Initialement, les stratégies par projets dans les entreprises sont nées de la volonté d’augmenter la réactivité par rapport aux attentes des clients et des marchés, afin d’augmenter la capacité d’adaptation des entreprises actives dans des contextes de plus en plus volatils. C’était également une manière de lutter contre la bureaucratisation de grands systèmes de travail qu’il devenait difficile de réformer.
L’organisation par projet privilégie une forme horizontale afin d’augmenter la réactivité des équipes par rapport aux sollicitations du contexte: un responsable de projet, des chargés de projets directement en contact avec leur responsable et avec les destinataires du projet dont l’équipe est chargée. Toute la difficulté est alors de savoir comment greffer cette structure plate, temporaire, chargée d’un projet, avec la structure permanente de l’institution, c’est-à-dire l’organisation hiérarchisée du travail qui assure la pérennité de l’institution et la réalisation de son cœur de métier, lié à son but social.
Horizontalité du projet et hiérarchie
Toutes sortes de dispositifs ont été imaginés pour apporter des solutions, mais ils génèrent à leur tour de nouveaux problèmes: autonomie et dépendance des chargés de projet par rapport à l’équipe qui porte le projet et aux départements dont ils sont issus, brouillage des responsabilités et des relations hiérarchiques, difficultés de réintégrer la fonction à l’issue du projet, complexité de la gestion du temps, etc.
Pour les personnes impliquées dans la réalisation d’un ou de plusieurs projets, prendre conscience de la complexité des réseaux de relations dans lesquels ils sont pris et se former à entretenir les bonnes relations avec les personnes plus ou moins directement impliquées dans la réalisation du projet ou avec celles qui, au contraire, sont dans l’organisation permanente du travail (le département d’origine, les fonctions administratives, les activités ordinaires de l’institution) sont des objectifs de formation importants, même s’ils peuvent sembler a priori secondaires.
«Gérer un projet revient à gérer de l’incertitude et expose le chargé de projet à une injonction contradictoire: contrôler l’incertitude!»
De la gestion au pilotage
La notion de gestion de projet renvoie au départ à l’idée d’administration. Gérer un projet veut dire l’administrer. L’administration renvoie elle-même à l’organisation, c’est-à-dire la bonne anticipation de l’action pour atteindre les résultats visés, en respectant le cadre de contraintes et les délais. De ce point de vue, la bonne administration en appelle à un objectif d’efficacité: la capacité à atteindre le but fixé.

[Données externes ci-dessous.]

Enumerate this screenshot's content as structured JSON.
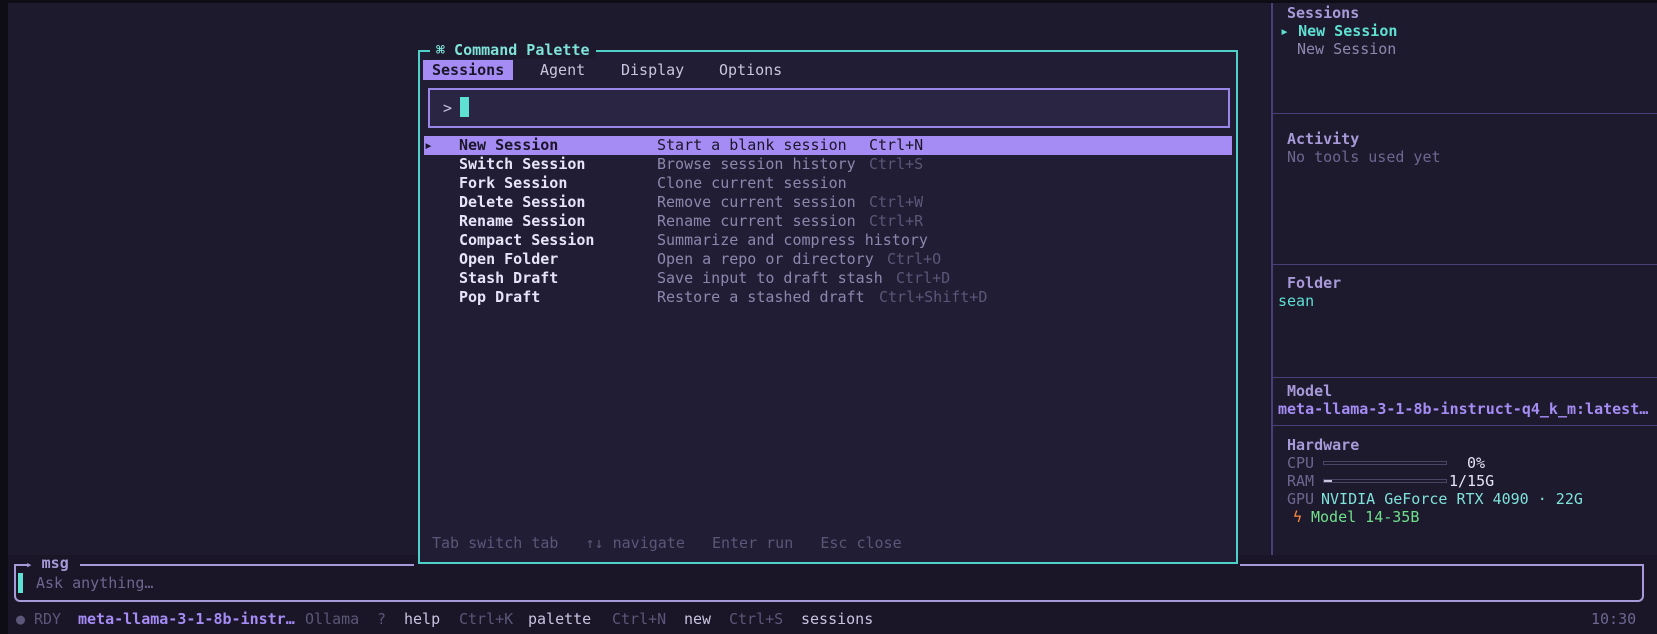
{
  "palette": {
    "title": "⌘ Command Palette",
    "tabs": [
      "Sessions",
      "Agent",
      "Display",
      "Options"
    ],
    "active_tab": "Sessions",
    "prompt": ">",
    "search_value": "",
    "commands": [
      {
        "name": "New Session",
        "desc": "Start a blank session",
        "shortcut": "Ctrl+N",
        "selected": true
      },
      {
        "name": "Switch Session",
        "desc": "Browse session history",
        "shortcut": "Ctrl+S"
      },
      {
        "name": "Fork Session",
        "desc": "Clone current session",
        "shortcut": ""
      },
      {
        "name": "Delete Session",
        "desc": "Remove current session",
        "shortcut": "Ctrl+W"
      },
      {
        "name": "Rename Session",
        "desc": "Rename current session",
        "shortcut": "Ctrl+R"
      },
      {
        "name": "Compact Session",
        "desc": "Summarize and compress history",
        "shortcut": ""
      },
      {
        "name": "Open Folder",
        "desc": "Open a repo or directory",
        "shortcut": "Ctrl+O"
      },
      {
        "name": "Stash Draft",
        "desc": "Save input to draft stash",
        "shortcut": "Ctrl+D"
      },
      {
        "name": "Pop Draft",
        "desc": "Restore a stashed draft",
        "shortcut": "Ctrl+Shift+D"
      }
    ],
    "hints": [
      {
        "key": "Tab",
        "label": "switch tab"
      },
      {
        "key": "↑↓",
        "label": "navigate"
      },
      {
        "key": "Enter",
        "label": "run"
      },
      {
        "key": "Esc",
        "label": "close"
      }
    ]
  },
  "sidebar": {
    "sessions_title": "Sessions",
    "sessions": [
      {
        "label": "New Session",
        "active": true
      },
      {
        "label": "New Session",
        "active": false
      }
    ],
    "activity_title": "Activity",
    "activity_text": "No tools used yet",
    "folder_title": "Folder",
    "folder_value": "sean",
    "model_title": "Model",
    "model_value": "meta-llama-3-1-8b-instruct-q4_k_m:latest…",
    "hardware_title": "Hardware",
    "cpu_label": "CPU",
    "cpu_value": "0%",
    "cpu_fraction": 0,
    "ram_label": "RAM",
    "ram_value": "1/15G",
    "ram_fraction": 0.067,
    "gpu_label": "GPU",
    "gpu_value": "NVIDIA GeForce RTX 4090 · 22G",
    "model_fit": "Model 14-35B"
  },
  "input": {
    "label": "msg",
    "placeholder": "Ask anything…"
  },
  "status": {
    "state": "RDY",
    "model": "meta-llama-3-1-8b-instr…",
    "provider": "Ollama",
    "items": [
      {
        "key": "?",
        "label": "help"
      },
      {
        "key": "Ctrl+K",
        "label": "palette"
      },
      {
        "key": "Ctrl+N",
        "label": "new"
      },
      {
        "key": "Ctrl+S",
        "label": "sessions"
      }
    ],
    "time": "10:30"
  },
  "colors": {
    "accent": "#a58cf5",
    "teal": "#4fd0c8",
    "background": "#1d1a2e"
  }
}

La gestion d’un projet recouvre ainsi quelques grandes préoccupations: définir la mission, établir le plan de travail, anticiper les obstacles, contrôler le bon déroulement de l’activité. La fonction de contrôle renvoie à l’idée du pilotage des projets avec l’aide de «tableaux de bord» facilitant le suivi et la surveillance des processus. Il est à noter que depuis quelques années, l’expression «pilotage de projet» tend à se substituer à la notion de gestion de projet. Cette inflexion traduit la tendance actuelle de la gestion de projet à mettre l’accent sur la fonction de contrôle au détriment de la fonction d’innovation et de réactivité.
Les incertitudes de l’innovation
La mission des chargés de projet est rarement bien définie. Cette imprécision résulte de la nature intrinsèque du projet. Tourné vers l’innovation et chargé d’une mission à caractère unique, le chargé de projet ne bénéficie pas des expériences passées ni d’habitudes de travail apprises et reproductibles; son objectif reste lui-même relativement indéfini puisqu’il est orienté vers la nouveauté. C’est dire que gérer un projet revient à gérer de l’incertitude et expose le chargé de projet à une injonction contradictoire: contrôler l’incertitude! Apprendre à mieux définir la mission du chef de projet est une clé importante pour la réussite du responsable de projet.
Ce caractère incertain du projet suppose de prendre conscience de la nature des incertitudes qui pèsent sur le projet et font obstacles à sa réussite. Les obstacles peuvent consister en de simples difficultés liées au contexte de réalisation du projet, aux délais à respecter, aux manques de financement, aux normes de qualité à respecter, etc. Pour chacune de ces difficultés, il existe des moyens, des outils ou des méthodes qui facilitent la gestion des projets: distribution des tâches, planning, gestion financière, allocation des ressources, techniques de reporting, etc. Ce sont autant d’objets à propos desquels il est utile de se former.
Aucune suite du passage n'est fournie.